So I’ve been researching gun oils lately.
It started with gunsmith Grant Cunningham has advice on gun oils and lubricants. One of his recommendations is Dexron-type automatic transmission fluid, available for a few dollars at auto parts stores. His favorite is something that isn’t considered a gun lube at all – Lubriplate “SFL” NLGI #0 grease, which is used in the food service industry for machines that come into contact with food. I did notice he claimed poor corrosion resistance for WD-40, which did well in the some of the tests I found.
And here are those tests.
Brownell’s – Birchwood Casey Sheath, Boeshield T-9, Break-Free LP, Break-Free Weapon Wipes, Brownells Cosmoline, Brownells Rust Preventive No. 2, Hoppe’s Lubricating Oil, Rig Universal Grease, Tetra Gun Lubricant, Valvoline 5W-30, and WD-40.
6mmBR.com – FP10, Corrosion-X, Eezox, BreakFree CLP, Strike-Hold, Rem-Oil, Slip2000, Mobil-1 15W50
The Gun Zone – Kleen Bore TW25-B, Break Free CLP, Break Free LP, Shooter’s Choice Rust Prevent, Birchwood-Casey Sheath, Remington RemOil, Eezox, WD-40, Kano Kroil, 3-in-One Household Oil, Sandaro Industries’ Bore Cote, Miltec-1, Sandaro Industries’ Arms Cote
Those tests are pretty harsh. They use raw, untreated steel (or nails in The Gun Zone test) exposed to water and even saltwater. Some highlights:
Boeshield T-9 – Based on Brownell’s test I’d be inclined to use Boeshield T-9 in a saltwater environment.
Hoppe’s Lubricating Oil – Very poor rust inhibitor in the Brownell’s and Gun Zone tests.
WD40 – WD40 did well as a rust preventer, but it’s not a very good or long-lasting lubricant. Also, as WD-40 dries it leaves behind a residue, so if you use it wipe off any excess and don’t spray it inside the gun where a buildup could cause problems. That means you’ll need another product besides WD40 to use internally, in addition to a cleaning agent like Hoppes #9 solvent. It is a good thing to know if your gun gets soaked and you want something to displace the water (the WD stands for water displacement) and protect it from rust until you get home and clean it.
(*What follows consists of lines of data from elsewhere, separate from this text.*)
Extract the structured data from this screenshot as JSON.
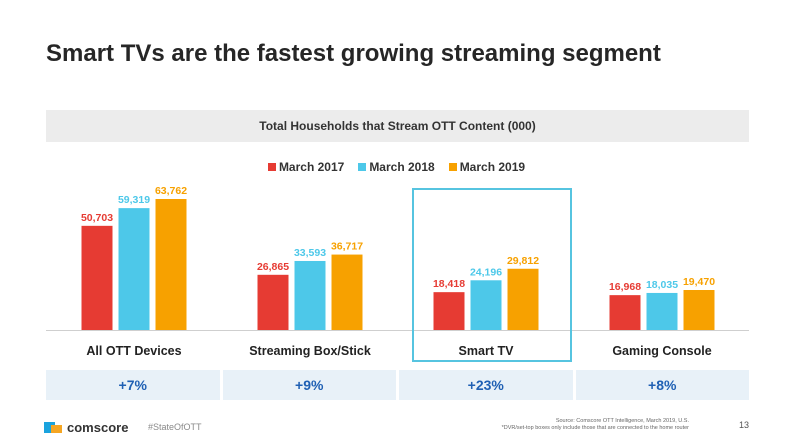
{
  "title": "Smart TVs are the fastest growing streaming segment",
  "chart_data": {
    "type": "bar",
    "title": "Total Households that Stream OTT Content (000)",
    "categories": [
      "All OTT Devices",
      "Streaming Box/Stick",
      "Smart TV",
      "Gaming Console"
    ],
    "series": [
      {
        "name": "March 2017",
        "color": "#e63b33",
        "values": [
          50703,
          26865,
          18418,
          16968
        ],
        "labels": [
          "50,703",
          "26,865",
          "18,418",
          "16,968"
        ]
      },
      {
        "name": "March 2018",
        "color": "#4dc8e9",
        "values": [
          59319,
          33593,
          24196,
          18035
        ],
        "labels": [
          "59,319",
          "33,593",
          "24,196",
          "18,035"
        ]
      },
      {
        "name": "March 2019",
        "color": "#f7a100",
        "values": [
          63762,
          36717,
          29812,
          19470
        ],
        "labels": [
          "63,762",
          "36,717",
          "29,812",
          "19,470"
        ]
      }
    ],
    "growth": [
      "+7%",
      "+9%",
      "+23%",
      "+8%"
    ],
    "highlighted_category": "Smart TV",
    "legend_position": "top-center",
    "grid": false
  },
  "footer": {
    "brand": "comscore",
    "hashtag": "#StateOfOTT",
    "source_line1": "Source: Comscore OTT Intelligence, March 2019, U.S.",
    "source_line2": "*DVR/set-top boxes only include those that are connected to the home router",
    "page_number": "13"
  }
}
Breakfree CLP – Me, I use Breakfree CLP nine times out of 10. It’s a cleaner, lubricant and preservative (hence CLP) so I use it for everything: cleaning and protecting the bore, lubricating and protecting internal parts, and wiping down the outside of the gun. It’s available everywhere guns are sold, comes in several spraycan sizes or a bottle small enough to fit in my range bag, and the price is reasonable. Breakfree CLP contains Teflon particles for lubrication. According to the instructions you should shake the container before use to suspend the Teflon. CLP did very well in the tests for rust protection (though not as well in Brownell’s test, for some reason), so I don’t see any reason to buy anything else for routine use.